When acting gigs became scarce, he worked as a valet parking cars at the Hotel Bel-Air for 26 years.
When acting gigs became scarce, he worked as a valet parking cars at the Hotel Bel-Air for 26 years.
Kevin Brophy, who starred as a young man raised by wolves on the short-lived ABC series Lucan and as the doomed leader of a college fraternity in the cult horror film Hell Night, has died. He was 70.
Brophy died May 11 at his home in Rancho Santa Fe, California, his family announced. He was diagnosed with stage 4 cancer 10 years ago, they said.
On 1977-78’s Lucan, his first professional acting job, Brophy portrayed a 20-year-old man who spent the first 10 years of his life with wolves in the forests of Minnesota before he’s brought into society.
His character possessed wolf-like superpowers like strength, agility and heightened senses of smell and hearing, and when angry, his eyes glowed amber.
When he got the part, Brophy asked himself, “What does a boy raised by wolves do?” he recalled in December in an interview for the Happy Horror Time podcast. “I came to the conclusion that everything he will be doing he’ll be doing it for the first time … he’s goes to college and they teach him to eat … he’s like a student of life.”
The series, however lasted just 12 episodes.
In Hell Night (1981), directed by Tom DeSimone, Brophy played Alpha Sigma Rho president Peter Bennett, who attempts to scare four new pledges (Linda Blair, Peter Barton, Vincent Van Patten and Suki Goodwin) by having them stay overnight at the abandoned Garth Manor.
Kevin Michael Brophy was born in Salt Lake City on Nov. 1, 1953. He and his family moved to the San Fernando Valley when he was 9, and he attended St. Cyril’s Elementary School in Encino, high school in Del Mar, California, and CalArts, where his classmates included Ed Harris, David Hasselhoff and Paul Reubens.
While starring in a play about Jesse James as a senior in college, a William Morris agent saw his photograph in the Los Angeles Times and signed him. A year later, driving to MGM on the way to audition for Lucan, he cut in front of a man in a Mercedes on the way and apologized to him with a wave.
At the studio, the man he first met to talk about Lucan was MGM executive Barry Lowen, the guy he had just cut off on the road. Lowen told him he thought he was perfect for the part and added, “Aren’t you glad you didn’t flip me off?”
Brophy also played the bad guy Jocco Halsey on The Hardy Boys/Nancy Drew Mysteries in 1978; showed up on episodes of M*A*S*H, The Love Boat, Trapper John, Matt Houston, Growing Pains, Star Trek: Deep Space Nine and JAG; and appeared in such other films as The Long Riders (1980) and GoodFellas (1990).

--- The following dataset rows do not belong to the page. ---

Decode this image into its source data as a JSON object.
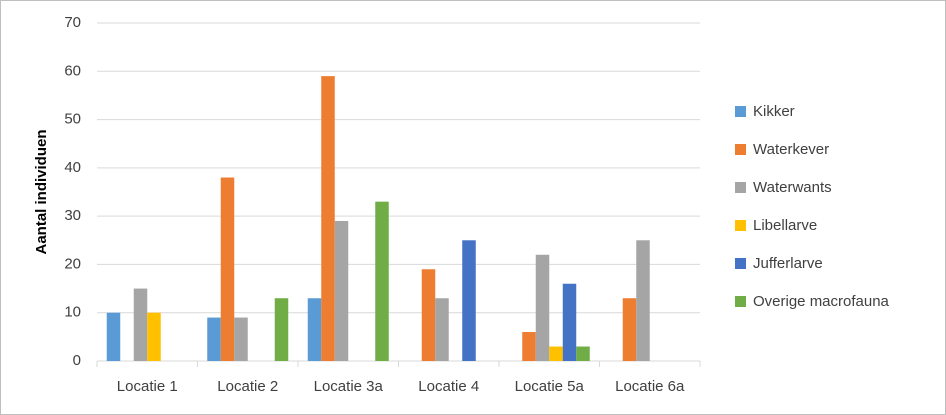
{
  "chart_data": {
    "type": "bar",
    "y_label": "Aantal individuen",
    "categories": [
      "Locatie 1",
      "Locatie 2",
      "Locatie 3a",
      "Locatie 4",
      "Locatie 5a",
      "Locatie 6a"
    ],
    "series": [
      {
        "name": "Kikker",
        "color": "#5b9bd5",
        "values": [
          10,
          9,
          13,
          0,
          0,
          0
        ]
      },
      {
        "name": "Waterkever",
        "color": "#ed7d31",
        "values": [
          0,
          38,
          59,
          19,
          6,
          13
        ]
      },
      {
        "name": "Waterwants",
        "color": "#a5a5a5",
        "values": [
          15,
          9,
          29,
          13,
          22,
          25
        ]
      },
      {
        "name": "Libellarve",
        "color": "#ffc000",
        "values": [
          10,
          0,
          0,
          0,
          3,
          0
        ]
      },
      {
        "name": "Jufferlarve",
        "color": "#4472c4",
        "values": [
          0,
          0,
          0,
          25,
          16,
          0
        ]
      },
      {
        "name": "Overige macrofauna",
        "color": "#70ad47",
        "values": [
          0,
          13,
          33,
          0,
          3,
          0
        ]
      }
    ],
    "ylim": [
      0,
      70
    ],
    "yticks": [
      0,
      10,
      20,
      30,
      40,
      50,
      60,
      70
    ],
    "grid": true,
    "legend": "right"
  }
}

For 26 years starting in 1983, he worked as a valet parking cars at the Hotel Bel-Air when he wasn’t acting. He said he once ran into Quentin Tarantino, who told him he admired his lengthy monologue in Hell Night. He later served as a host at the Luxe Hotel, also in Beverly Hills.
Survivors include his wife, Amy; his mother, Carol; his brother, John, and his wife, Wendy; his children, Kelly, Michael, Megan and Ryan; and his grandchildren, Jarrah and Saylor.
A celebration of life is set for 11 a.m. on June 29 at St. Cyril’s church in Encino.